The word dermatitis refers to inflammation (redness and swelling) of the skin. Dermatitis includes various skin conditions that cause irritation or rashes on the skin. It generally causes no serious harm to the body and does not mean that the affected person’s skin is infected or unhygienic.
- Dermatitis is not contagious (it does not spread from person to person).
- It generally begins as itching or irritation and redness of the skin.
- There may be the formation of oozing blisters or rashes depending upon the type of dermatitis.
- Atopic and contact dermatitis are two of the commonest types of dermatitis.
- All dermatitis rashes may not be eczema.
- The terms atopic dermatitis and eczema are often used interchangeably. They, however, are not synonymous.
- Atopic dermatitis is one of the commonest types of eczema.
What are atopic dermatitis and atopic dermatitis?
Atopic dermatitis: It is a long-term (chronic) itchy inflammatory skin condition that can affect anyone but usually starts in early infancy (before the child turns 1 year old). Atopic dermatitis is also called atopic eczema. It is a common type of dermatitis.
Contact dermatitis: This refers to inflammation of the skin when the skin directly comes in contact with the substance it is allergic or sensitive to. Unlike atopic dermatitis, contact dermatitis is generally seen in adults.
What are the causes of atopic dermatitis and contact dermatitis?
- There is no single known cause of this condition.
- The immune system seems to play a major role in causing atopic dermatitis.
- Kids who have a family history of dermatitis, asthma, or hay fever have a high risk of atopic dermatitis. Studies have revealed certain genes that form defective skin proteins, resulting in this condition.
- Women have a higher risk of atopic dermatitis than men.
- The condition seems to be more common in people belonging to the African American race.
- Certain conditions such as viral infections, teething, or eating certain foods can cause atopic dermatitis flare-ups.
- In many cases, there may be no obvious trigger.
- Unlike atopic dermatitis, contact dermatitis does not run in families.
- It is not a result of a generalized immune phenomenon and is thus not associated with other forms of allergies such as hay fever and asthma.
- In over 80% of people, contact dermatitis results when the skin cells are damaged on exposure to irritants such as detergents, solvents, bleach, fragrances, soaps, and nickel jewelry.
- In the rest of people, an allergic reaction may occur 1 or 2 days after exposure to an allergen such as poison ivy.
What are the symptoms of atopic dermatitis and atopic dermatitis?
Atopic dermatitis: Atopic dermatitis may present with the following signs and symptoms:
- Pruritus (excessive itching)
- Xerosis (dry skin)
- Lichenification (thickening of the skin associated with an increase in skin markings)

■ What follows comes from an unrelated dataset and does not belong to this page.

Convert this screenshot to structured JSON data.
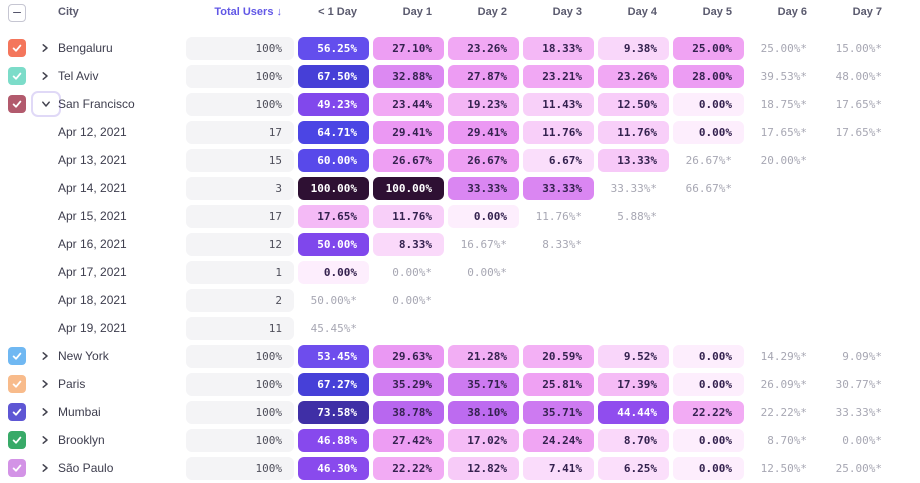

- Bumps or scaly patches on the skin
Atopic dermatitis can affect the skin on any part of the body such as the face, neck, arms, and hands. The armpits and groins are generally spared. Bacterial infection may occur on the skin leading to crusting, oozing, and ulcer formation.
Contact dermatitis: The symptoms generally appear within minutes to hours of the exposure and are mainly confined to the area exposed to the allergen. Symptoms include:
- Bumps or blisters that may ooze and crust
- Burning or pain
- Dry and scaly skin
- Swelling over the affected area
What are the treatments for atopic dermatitis and atopic dermatitis?
- Treatment is mainly directed to prevent itching.
- The doctor may advise ways to keep the skin moist such as the use of emollients or moisturizers.
- Taking a 5-minute bath in lukewarm water (not hot water because it may further make the skin dry and itchy) followed by the application of a moisturizer such as white petrolatum generally helps.
- The person should keep their body wet after the bath instead of rubbing or drying it with a towel.
- Infants should be bathed thrice a day, whereas adults can take a bath once or twice a day.
- A capful of emulsifying oils such as coconut or peppermint oil in lukewarm bath water will help keep the skin moist.
- Steroid ointments may be prescribed during flare-ups.
- Ointments containing tacrolimus or creams containing pimecrolimus may be prescribed in severe cases.
- People with severe itching may need oral antihistamine or steroid medications.
- Antibiotics may be needed when there is an infection.
- People with chronic and severe eczema may require the use of immunosuppressants (drugs that calm the immune system) such as methotrexate, azathioprine, and cyclosporine.
- The first step for treating contact dermatitis is the removal of the irritant (for example, remove the nickel jewelry, change the clothes contaminated with the detergent/solvent or fragrance, and take a bath).
- Applying cool compresses or taking a cool bath may ease the irritation.
- Sprinkling some baking soda or taking an oatmeal-based bath may soothe the skin.
- Avoid scratching and apply over-the-counter (OTC) anti-itch lotion or cream containing 1% hydrocortisone once or twice a day.
- The doctor may prescribe oral antihistamines or steroids to control the symptoms.